Wang Chun, Chen Ming-Hui, Wu Jing, Yan Jun, Zhang Yuping, Schifano Elizabeth
Liberty Mutual Insurance, Boston, MA, USA.
Department of Statistics, University of Connecticut, Storrs, CT, USA.
Can J Stat. 2018 Mar;46(1):123-146. doi: 10.1002/cjs.11330. Epub 2017 Aug 9.

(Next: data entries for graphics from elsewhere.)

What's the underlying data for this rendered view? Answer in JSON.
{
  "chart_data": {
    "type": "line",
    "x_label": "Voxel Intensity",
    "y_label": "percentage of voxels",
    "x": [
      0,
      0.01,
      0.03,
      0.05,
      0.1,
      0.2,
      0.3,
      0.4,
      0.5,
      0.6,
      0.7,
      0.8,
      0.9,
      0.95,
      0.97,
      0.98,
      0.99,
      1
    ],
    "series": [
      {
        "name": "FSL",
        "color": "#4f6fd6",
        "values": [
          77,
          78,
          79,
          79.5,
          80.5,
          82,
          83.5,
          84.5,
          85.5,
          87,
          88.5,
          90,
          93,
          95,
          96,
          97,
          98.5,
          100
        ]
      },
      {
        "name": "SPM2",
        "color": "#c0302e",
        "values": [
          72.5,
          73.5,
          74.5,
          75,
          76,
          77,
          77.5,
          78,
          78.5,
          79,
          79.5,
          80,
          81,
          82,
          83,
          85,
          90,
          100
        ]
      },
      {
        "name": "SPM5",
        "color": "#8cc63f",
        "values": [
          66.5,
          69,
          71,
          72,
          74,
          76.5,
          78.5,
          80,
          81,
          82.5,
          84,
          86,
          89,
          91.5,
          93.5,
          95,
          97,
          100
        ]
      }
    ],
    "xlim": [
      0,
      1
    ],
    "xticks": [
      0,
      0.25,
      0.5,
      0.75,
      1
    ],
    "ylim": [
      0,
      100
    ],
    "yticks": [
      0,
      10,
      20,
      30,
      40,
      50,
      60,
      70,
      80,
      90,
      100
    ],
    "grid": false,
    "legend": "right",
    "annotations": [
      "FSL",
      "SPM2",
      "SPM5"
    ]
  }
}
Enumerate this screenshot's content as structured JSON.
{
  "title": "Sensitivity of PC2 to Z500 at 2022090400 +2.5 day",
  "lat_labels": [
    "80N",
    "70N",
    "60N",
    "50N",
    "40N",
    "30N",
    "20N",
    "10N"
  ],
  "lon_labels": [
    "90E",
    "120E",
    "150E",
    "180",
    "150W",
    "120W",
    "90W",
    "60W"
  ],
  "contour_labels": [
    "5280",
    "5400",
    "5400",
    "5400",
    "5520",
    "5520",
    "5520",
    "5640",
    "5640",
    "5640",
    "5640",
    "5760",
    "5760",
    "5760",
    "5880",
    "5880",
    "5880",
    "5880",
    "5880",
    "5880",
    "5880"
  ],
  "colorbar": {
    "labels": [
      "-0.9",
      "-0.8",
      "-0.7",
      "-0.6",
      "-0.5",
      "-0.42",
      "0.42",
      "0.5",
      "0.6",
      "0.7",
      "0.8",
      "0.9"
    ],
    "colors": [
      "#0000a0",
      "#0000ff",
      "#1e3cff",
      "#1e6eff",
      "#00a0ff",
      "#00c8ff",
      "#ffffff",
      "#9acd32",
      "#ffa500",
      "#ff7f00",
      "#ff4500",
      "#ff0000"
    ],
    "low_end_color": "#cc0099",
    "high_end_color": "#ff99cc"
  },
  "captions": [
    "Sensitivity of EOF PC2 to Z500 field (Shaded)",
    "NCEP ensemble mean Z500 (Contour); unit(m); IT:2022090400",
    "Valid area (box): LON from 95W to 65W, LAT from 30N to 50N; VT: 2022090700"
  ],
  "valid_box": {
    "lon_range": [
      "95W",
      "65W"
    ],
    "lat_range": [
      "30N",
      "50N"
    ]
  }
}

For big data arriving in streams, online updating is an important statistical method that breaks the storage barrier and the computational barrier under certain circumstances. In the regression context, online updating algorithms assume that the set of predictor variables does not change, and consequently cannot incorporate new variables that may become available midway through the data stream. A naive approach would be to discard all previous information and start updating with new variables from scratch. We propose a method that utilizes the information from earlier data in the online updating algorithm with bias corrections to improve efficiency. The method is developed for linear models first, and then extended to estimating equations for generalized linear models. Closed-form expressions for the efficiency gain over the naive approach are derived in a particular linear model setting. We compare the performance of our proposed bias-correcting approach and the naive approach in simulation studies with data generated from a normal linear model and a logistic regression model. The method is applied to a study on airline delay, where reasons for delays were only available more recently, starting in 2003.
对于以流形式到达的大数据,在线更新是一种重要的统计方法,在某些情况下它打破了存储障碍和计算障碍。在回归背景下,在线更新算法假定预测变量集不变,因此无法纳入可能在数据流中途变得可用的新变量。一种简单的方法是丢弃所有先前的信息,然后从头开始用新变量进行更新。我们提出一种方法,该方法在在线更新算法中利用早期数据的信息并进行偏差校正以提高效率。该方法首先针对线性模型开发,然后扩展到广义线性模型的估计方程。在特定的线性模型设置中,推导了相对于简单方法效率提升的闭式表达式。在模拟研究中,我们将所提出的偏差校正方法和简单方法的性能与从正态线性模型和逻辑回归模型生成的数据进行了比较。该方法应用于一项关于航班延误的研究,在该研究中,延误原因直到2003年才开始有更多数据可用。